The recently formed Eagle Ford Shale Legislative Caucus met Wednesday, led by Sen. Judith Zaffirini (D-Laredo) to discuss the shale play’s economic impact on South Texas—but the conversation veered to the day-to-day issues affecting residents most, like quiet country roads that become an industrial zones without any notice.
Thomas Tunstall, who directs the Center for Community and Business Research at the University of Texas at San Antonio, said the caucus should try to promote long-term stability in the fast-growing boomtowns around the shale, so the families lured there for work will want to stay.

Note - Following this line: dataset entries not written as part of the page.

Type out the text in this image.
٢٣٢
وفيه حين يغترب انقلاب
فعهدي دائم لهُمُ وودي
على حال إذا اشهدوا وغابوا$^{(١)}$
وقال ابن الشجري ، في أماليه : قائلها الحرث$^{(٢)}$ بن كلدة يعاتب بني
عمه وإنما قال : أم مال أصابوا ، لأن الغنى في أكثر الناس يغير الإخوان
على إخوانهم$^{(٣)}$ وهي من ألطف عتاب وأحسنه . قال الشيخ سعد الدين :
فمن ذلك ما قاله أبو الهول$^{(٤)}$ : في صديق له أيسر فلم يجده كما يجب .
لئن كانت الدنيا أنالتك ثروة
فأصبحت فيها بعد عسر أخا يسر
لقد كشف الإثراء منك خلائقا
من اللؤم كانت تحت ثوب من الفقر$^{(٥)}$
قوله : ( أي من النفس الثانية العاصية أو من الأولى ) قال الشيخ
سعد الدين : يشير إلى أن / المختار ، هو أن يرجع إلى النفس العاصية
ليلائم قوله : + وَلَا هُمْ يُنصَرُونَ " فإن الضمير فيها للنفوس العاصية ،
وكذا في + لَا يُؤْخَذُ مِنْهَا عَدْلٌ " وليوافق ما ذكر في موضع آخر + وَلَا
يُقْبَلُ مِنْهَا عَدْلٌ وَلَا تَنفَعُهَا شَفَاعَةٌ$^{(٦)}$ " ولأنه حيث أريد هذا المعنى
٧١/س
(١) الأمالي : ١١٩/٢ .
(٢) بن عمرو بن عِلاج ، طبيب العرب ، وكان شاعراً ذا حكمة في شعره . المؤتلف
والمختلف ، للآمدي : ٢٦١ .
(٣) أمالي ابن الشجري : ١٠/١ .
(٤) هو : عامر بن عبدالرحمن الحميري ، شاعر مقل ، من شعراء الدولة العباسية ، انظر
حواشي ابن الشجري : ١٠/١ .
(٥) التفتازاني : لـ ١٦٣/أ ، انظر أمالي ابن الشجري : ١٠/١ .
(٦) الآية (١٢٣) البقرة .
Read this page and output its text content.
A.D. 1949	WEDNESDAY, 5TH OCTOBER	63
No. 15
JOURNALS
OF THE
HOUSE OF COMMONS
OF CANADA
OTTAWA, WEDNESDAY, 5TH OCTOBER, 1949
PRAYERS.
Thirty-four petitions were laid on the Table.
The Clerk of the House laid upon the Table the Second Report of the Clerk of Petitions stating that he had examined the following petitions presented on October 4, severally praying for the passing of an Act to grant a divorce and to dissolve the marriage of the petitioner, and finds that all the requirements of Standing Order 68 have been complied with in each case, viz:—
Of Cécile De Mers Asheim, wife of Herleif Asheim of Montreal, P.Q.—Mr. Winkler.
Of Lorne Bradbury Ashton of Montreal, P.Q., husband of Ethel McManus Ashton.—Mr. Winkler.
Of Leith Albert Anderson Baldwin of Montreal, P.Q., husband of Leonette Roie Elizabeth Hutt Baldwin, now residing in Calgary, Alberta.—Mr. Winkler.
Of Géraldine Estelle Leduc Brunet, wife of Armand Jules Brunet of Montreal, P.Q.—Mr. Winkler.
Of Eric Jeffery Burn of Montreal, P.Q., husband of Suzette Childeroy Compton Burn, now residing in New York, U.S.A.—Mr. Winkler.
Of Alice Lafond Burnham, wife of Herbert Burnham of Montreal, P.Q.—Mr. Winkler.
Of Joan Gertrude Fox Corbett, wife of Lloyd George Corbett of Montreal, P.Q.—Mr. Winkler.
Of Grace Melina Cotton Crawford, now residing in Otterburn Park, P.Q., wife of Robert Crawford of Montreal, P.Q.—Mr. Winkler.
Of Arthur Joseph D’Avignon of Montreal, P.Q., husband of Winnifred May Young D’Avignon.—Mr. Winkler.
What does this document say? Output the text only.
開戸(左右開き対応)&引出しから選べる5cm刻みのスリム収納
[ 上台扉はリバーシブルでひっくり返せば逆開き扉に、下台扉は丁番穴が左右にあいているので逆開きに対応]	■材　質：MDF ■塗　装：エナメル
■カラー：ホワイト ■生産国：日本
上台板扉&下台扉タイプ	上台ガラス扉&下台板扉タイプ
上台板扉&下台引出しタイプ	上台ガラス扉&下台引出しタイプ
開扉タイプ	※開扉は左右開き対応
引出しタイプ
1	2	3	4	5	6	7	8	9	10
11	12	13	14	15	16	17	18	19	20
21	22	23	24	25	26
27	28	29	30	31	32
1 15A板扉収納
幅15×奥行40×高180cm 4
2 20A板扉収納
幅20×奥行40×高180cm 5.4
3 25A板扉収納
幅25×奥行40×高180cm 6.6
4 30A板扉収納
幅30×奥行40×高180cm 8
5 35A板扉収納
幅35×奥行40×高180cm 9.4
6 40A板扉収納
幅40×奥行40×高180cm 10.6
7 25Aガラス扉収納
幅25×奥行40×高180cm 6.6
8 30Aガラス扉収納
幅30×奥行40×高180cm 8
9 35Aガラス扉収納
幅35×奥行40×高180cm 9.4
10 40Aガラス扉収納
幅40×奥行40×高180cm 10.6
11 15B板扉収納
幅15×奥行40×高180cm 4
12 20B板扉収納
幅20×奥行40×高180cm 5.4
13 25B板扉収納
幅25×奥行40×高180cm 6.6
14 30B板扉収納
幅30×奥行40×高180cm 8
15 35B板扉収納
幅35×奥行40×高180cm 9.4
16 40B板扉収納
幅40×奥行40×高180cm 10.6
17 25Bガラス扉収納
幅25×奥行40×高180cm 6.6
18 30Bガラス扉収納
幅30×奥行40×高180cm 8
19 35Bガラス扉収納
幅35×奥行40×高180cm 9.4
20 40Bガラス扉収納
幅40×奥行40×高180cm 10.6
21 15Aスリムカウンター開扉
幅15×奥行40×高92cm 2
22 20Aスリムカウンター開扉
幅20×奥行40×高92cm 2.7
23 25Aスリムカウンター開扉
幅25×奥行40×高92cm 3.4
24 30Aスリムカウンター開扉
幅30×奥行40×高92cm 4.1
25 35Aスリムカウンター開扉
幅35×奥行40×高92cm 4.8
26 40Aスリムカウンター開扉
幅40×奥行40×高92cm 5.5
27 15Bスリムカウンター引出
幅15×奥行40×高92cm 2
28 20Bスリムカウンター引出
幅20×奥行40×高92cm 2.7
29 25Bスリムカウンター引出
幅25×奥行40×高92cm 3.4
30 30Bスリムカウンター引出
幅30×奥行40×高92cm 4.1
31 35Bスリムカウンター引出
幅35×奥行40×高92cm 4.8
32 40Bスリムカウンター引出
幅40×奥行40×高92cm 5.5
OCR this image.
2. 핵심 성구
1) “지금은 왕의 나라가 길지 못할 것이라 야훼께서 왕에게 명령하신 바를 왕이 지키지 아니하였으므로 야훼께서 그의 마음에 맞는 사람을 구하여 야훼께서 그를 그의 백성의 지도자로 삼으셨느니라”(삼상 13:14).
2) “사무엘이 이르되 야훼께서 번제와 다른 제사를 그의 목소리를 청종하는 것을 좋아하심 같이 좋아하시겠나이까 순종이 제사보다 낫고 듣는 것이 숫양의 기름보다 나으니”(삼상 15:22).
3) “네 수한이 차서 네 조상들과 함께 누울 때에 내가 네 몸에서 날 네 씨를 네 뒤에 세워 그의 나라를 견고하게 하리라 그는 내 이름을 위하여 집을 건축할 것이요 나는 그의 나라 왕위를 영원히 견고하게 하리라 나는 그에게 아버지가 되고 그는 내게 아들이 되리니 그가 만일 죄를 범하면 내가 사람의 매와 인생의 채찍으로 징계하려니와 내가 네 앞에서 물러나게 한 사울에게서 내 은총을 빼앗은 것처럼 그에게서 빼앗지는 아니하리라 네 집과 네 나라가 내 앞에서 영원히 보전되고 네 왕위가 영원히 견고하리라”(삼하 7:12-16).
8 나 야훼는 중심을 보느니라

It’s been 25 years since Texas has produced this much oil, Tunstall said, and 1,600 wells were completed in the Eagle Ford area last year. A study produced at UTSA last year pegged the Eagle Ford’s regional economic impact at $25 billion, and supported 47,000 jobs.
DeWitt County Judge Daryl Fowler said he has formed a coalition, along with other South Texas officials, “to get the idea across that we need help.” Fowler said they want to spend some of the tax revenue generated by the Eagle Ford on road repairs, rather than put it all into the Rainy Day Fund.
“The Rainy Day Fund, as big as it is, the damages are not being paid for at the county level,” Fowler said.
Zaffirini and Sen. Leticia Van de Putte (D-San Antonio) worried about housing and schools in the fast-growing areas around the shale.
“We really need to look at this in a comprehensive approach to sustainability planning,” Van de Putte said. Zaffirini said students might drop out of high school or college to work for oil and gas companies. She said she’d like to see colleges offer some courses on worksites.